Он сидит в мягком, очень удобном кресле у себе дома возле окна. Его квартира расположена прямо в Консьержери, в башне Цезаря. До помещения, где проходит процесс, отсюда рукой подать — еще одна причина, по которой он может не спешить. Он только что пообедал; обед показался ему на редкость вкусным, что случалось довольно редко; его жена Мари от похвалы пошла багровыми пятнами, проговорила что-то и, счастливая, исчезла. Сейчас настроение у Фукье-Тенвиля было отличным. С удовольствием и дальше сидел бы он в этом кресле с высокой спинкой, глядя на жемчужно-серые крыши. Но не позднее, чем через полчаса, ему нужно быть внизу, в Трибунале, ибо процесс Дантона еще не закончен…

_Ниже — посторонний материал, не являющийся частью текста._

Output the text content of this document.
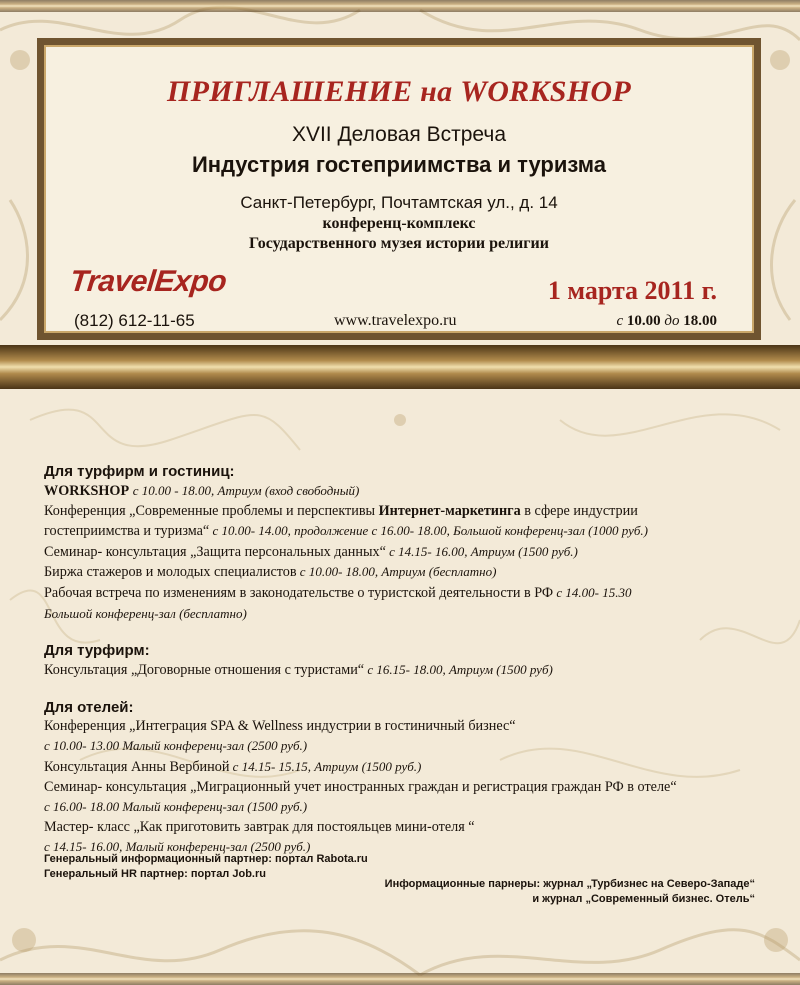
ПРИГЛАШЕНИЕ на WORKSHOP
XVII Деловая Встреча
Индустрия гостеприимства и туризма
Санкт-Петербург, Почтамтская ул., д. 14
конференц-комплекс
Государственного музея истории религии
TravelExpo
(812) 612-11-65	www.travelexpo.ru
1 марта 2011 г.
с 10.00 до 18.00
Для турфирм и гостиниц:
WORKSHOP с 10.00 - 18.00, Атриум (вход свободный)
Конференция „Современные проблемы и перспективы Интернет-маркетинга в сфере индустрии
гостеприимства и туризма“ с 10.00- 14.00, продолжение с 16.00- 18.00, Большой конференц-зал (1000 руб.)
Семинар- консультация „Защита персональных данных“ с 14.15- 16.00, Атриум (1500 руб.)
Биржа стажеров и молодых специалистов с 10.00- 18.00, Атриум (бесплатно)
Рабочая встреча по изменениям в законодательстве о туристской деятельности в РФ с 14.00- 15.30
Большой конференц-зал (бесплатно)
Для турфирм:
Консультация „Договорные отношения с туристами“ с 16.15- 18.00, Атриум (1500 руб)
Для отелей:
Конференция „Интеграция SPA & Wellness индустрии в гостиничный бизнес“
с 10.00- 13.00 Малый конференц-зал (2500 руб.)
Консультация Анны Вербиной с 14.15- 15.15, Атриум (1500 руб.)
Семинар- консультация „Миграционный учет иностранных граждан и регистрация граждан РФ в отеле“
с 16.00- 18.00 Малый конференц-зал (1500 руб.)
Мастер- класс „Как приготовить завтрак для постояльцев мини-отеля “
с 14.15- 16.00, Малый конференц-зал (2500 руб.)
Генеральный информационный партнер: портал Rabota.ru
Генеральный HR партнер: портал Job.ru
Информационные парнеры: журнал „Турбизнес на Северо-Западе“
и журнал „Современный бизнес. Отель“
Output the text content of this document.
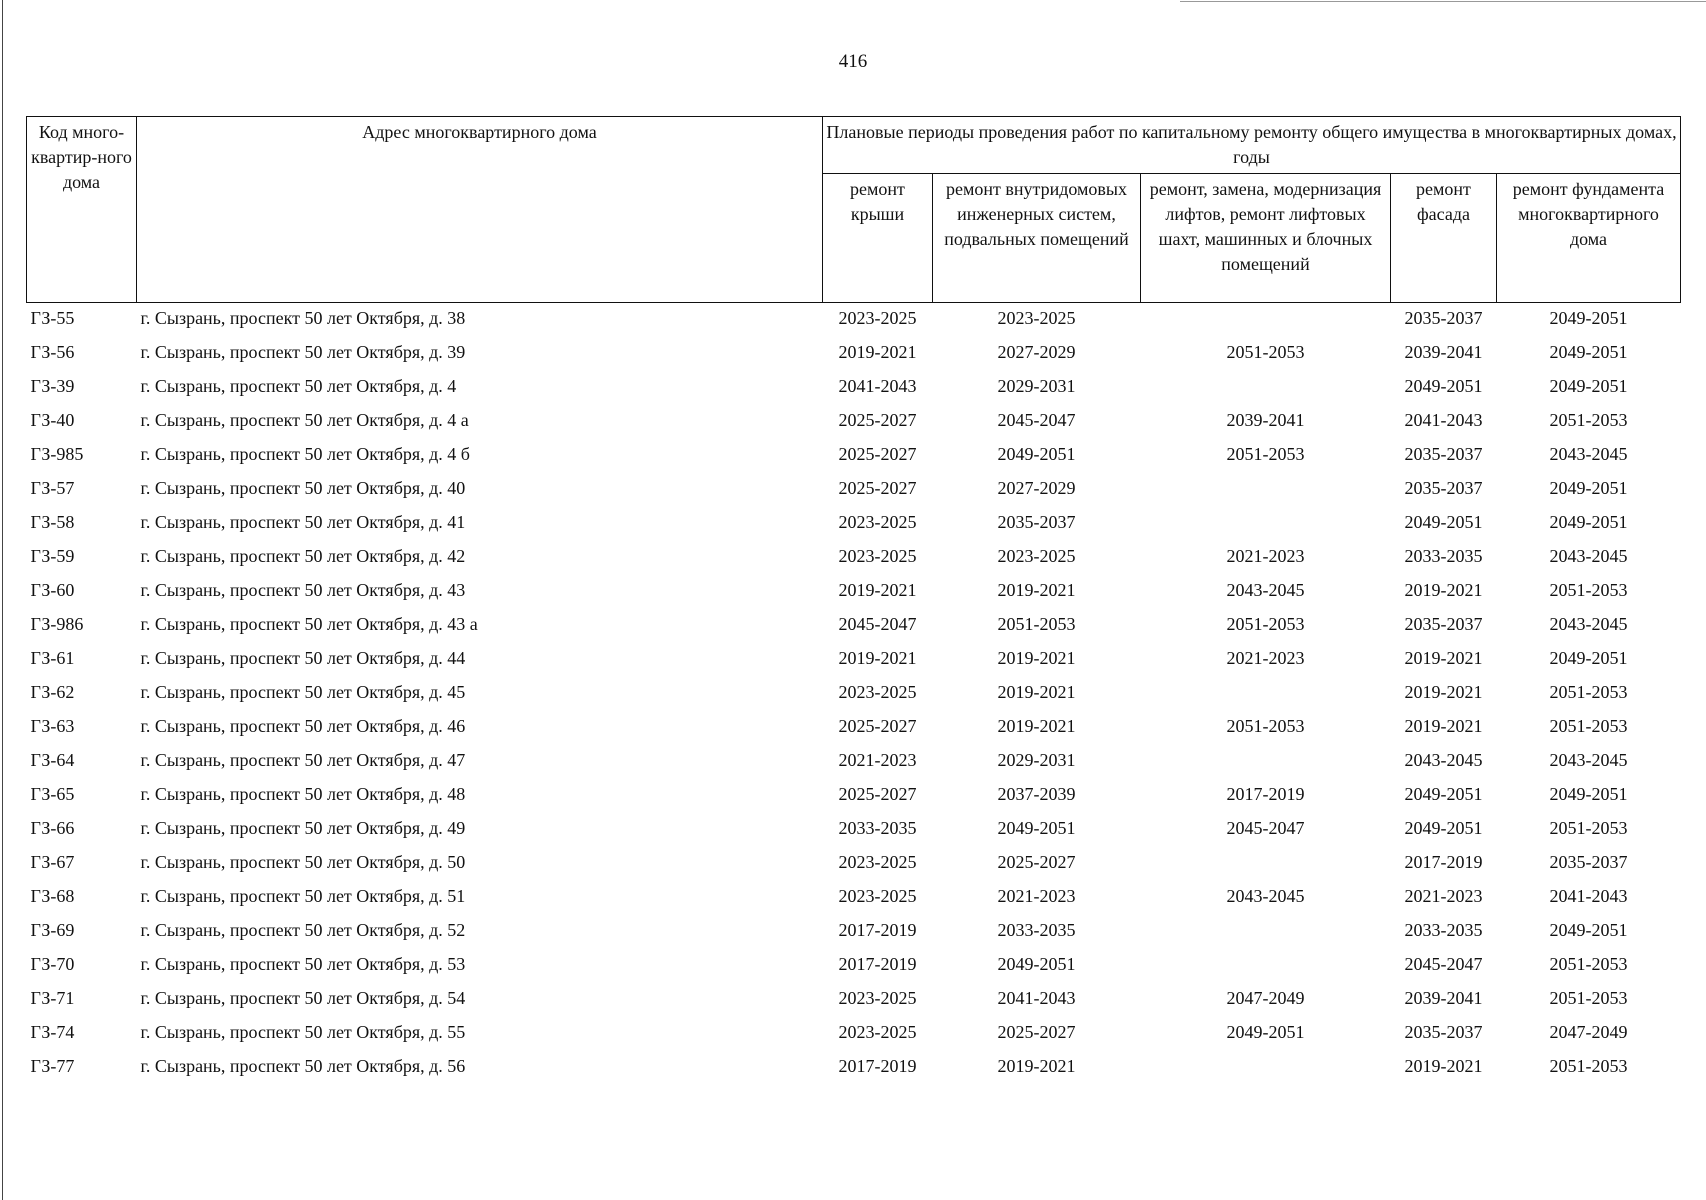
416
Код много-квартир-ного дома	Адрес многоквартирного дома	Плановые периоды проведения работ по капитальному ремонту общего имущества в многоквартирных домах, годы				
		ремонт крыши	ремонт внутридомовых инженерных систем, подвальных помещений	ремонт, замена, модернизация лифтов, ремонт лифтовых шахт, машинных и блочных помещений	ремонт фасада	ремонт фундамента многоквартирного дома
ГЗ-55	г. Сызрань, проспект 50 лет Октября, д. 38	2023-2025	2023-2025		2035-2037	2049-2051
ГЗ-56	г. Сызрань, проспект 50 лет Октября, д. 39	2019-2021	2027-2029	2051-2053	2039-2041	2049-2051
ГЗ-39	г. Сызрань, проспект 50 лет Октября, д. 4	2041-2043	2029-2031		2049-2051	2049-2051
ГЗ-40	г. Сызрань, проспект 50 лет Октября, д. 4 а	2025-2027	2045-2047	2039-2041	2041-2043	2051-2053
ГЗ-985	г. Сызрань, проспект 50 лет Октября, д. 4 б	2025-2027	2049-2051	2051-2053	2035-2037	2043-2045
ГЗ-57	г. Сызрань, проспект 50 лет Октября, д. 40	2025-2027	2027-2029		2035-2037	2049-2051
ГЗ-58	г. Сызрань, проспект 50 лет Октября, д. 41	2023-2025	2035-2037		2049-2051	2049-2051
ГЗ-59	г. Сызрань, проспект 50 лет Октября, д. 42	2023-2025	2023-2025	2021-2023	2033-2035	2043-2045
ГЗ-60	г. Сызрань, проспект 50 лет Октября, д. 43	2019-2021	2019-2021	2043-2045	2019-2021	2051-2053
ГЗ-986	г. Сызрань, проспект 50 лет Октября, д. 43 а	2045-2047	2051-2053	2051-2053	2035-2037	2043-2045
ГЗ-61	г. Сызрань, проспект 50 лет Октября, д. 44	2019-2021	2019-2021	2021-2023	2019-2021	2049-2051
ГЗ-62	г. Сызрань, проспект 50 лет Октября, д. 45	2023-2025	2019-2021		2019-2021	2051-2053
ГЗ-63	г. Сызрань, проспект 50 лет Октября, д. 46	2025-2027	2019-2021	2051-2053	2019-2021	2051-2053
ГЗ-64	г. Сызрань, проспект 50 лет Октября, д. 47	2021-2023	2029-2031		2043-2045	2043-2045
ГЗ-65	г. Сызрань, проспект 50 лет Октября, д. 48	2025-2027	2037-2039	2017-2019	2049-2051	2049-2051
ГЗ-66	г. Сызрань, проспект 50 лет Октября, д. 49	2033-2035	2049-2051	2045-2047	2049-2051	2051-2053
ГЗ-67	г. Сызрань, проспект 50 лет Октября, д. 50	2023-2025	2025-2027		2017-2019	2035-2037
ГЗ-68	г. Сызрань, проспект 50 лет Октября, д. 51	2023-2025	2021-2023	2043-2045	2021-2023	2041-2043
ГЗ-69	г. Сызрань, проспект 50 лет Октября, д. 52	2017-2019	2033-2035		2033-2035	2049-2051
ГЗ-70	г. Сызрань, проспект 50 лет Октября, д. 53	2017-2019	2049-2051		2045-2047	2051-2053
ГЗ-71	г. Сызрань, проспект 50 лет Октября, д. 54	2023-2025	2041-2043	2047-2049	2039-2041	2051-2053
ГЗ-74	г. Сызрань, проспект 50 лет Октября, д. 55	2023-2025	2025-2027	2049-2051	2035-2037	2047-2049
ГЗ-77	г. Сызрань, проспект 50 лет Октября, д. 56	2017-2019	2019-2021		2019-2021	2051-2053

Этот процесс всех измучил. Особенно его, Фукье-Тенвиля. Вот и сейчас, толком не отдохнув, должен он идти вниз, продолжать эту бессмысленную и вовсе не такую уж безопасную игру; продолжить и довести наконец до финала этот процесс, который пресса, столь падкая до сенсаций, уже окрестила «заговором иностранцев». Что ж, иностранцы среди подсудимых, действительно, были. Что касалось самого заговора, то многие, недоуменно оглядываясь, пожимали плечами: Дантон — заговорщик? Здесь что-то не так. И уж, конечно, лучше других истинное положение вещей было известно самому Фукье-Тенвилю.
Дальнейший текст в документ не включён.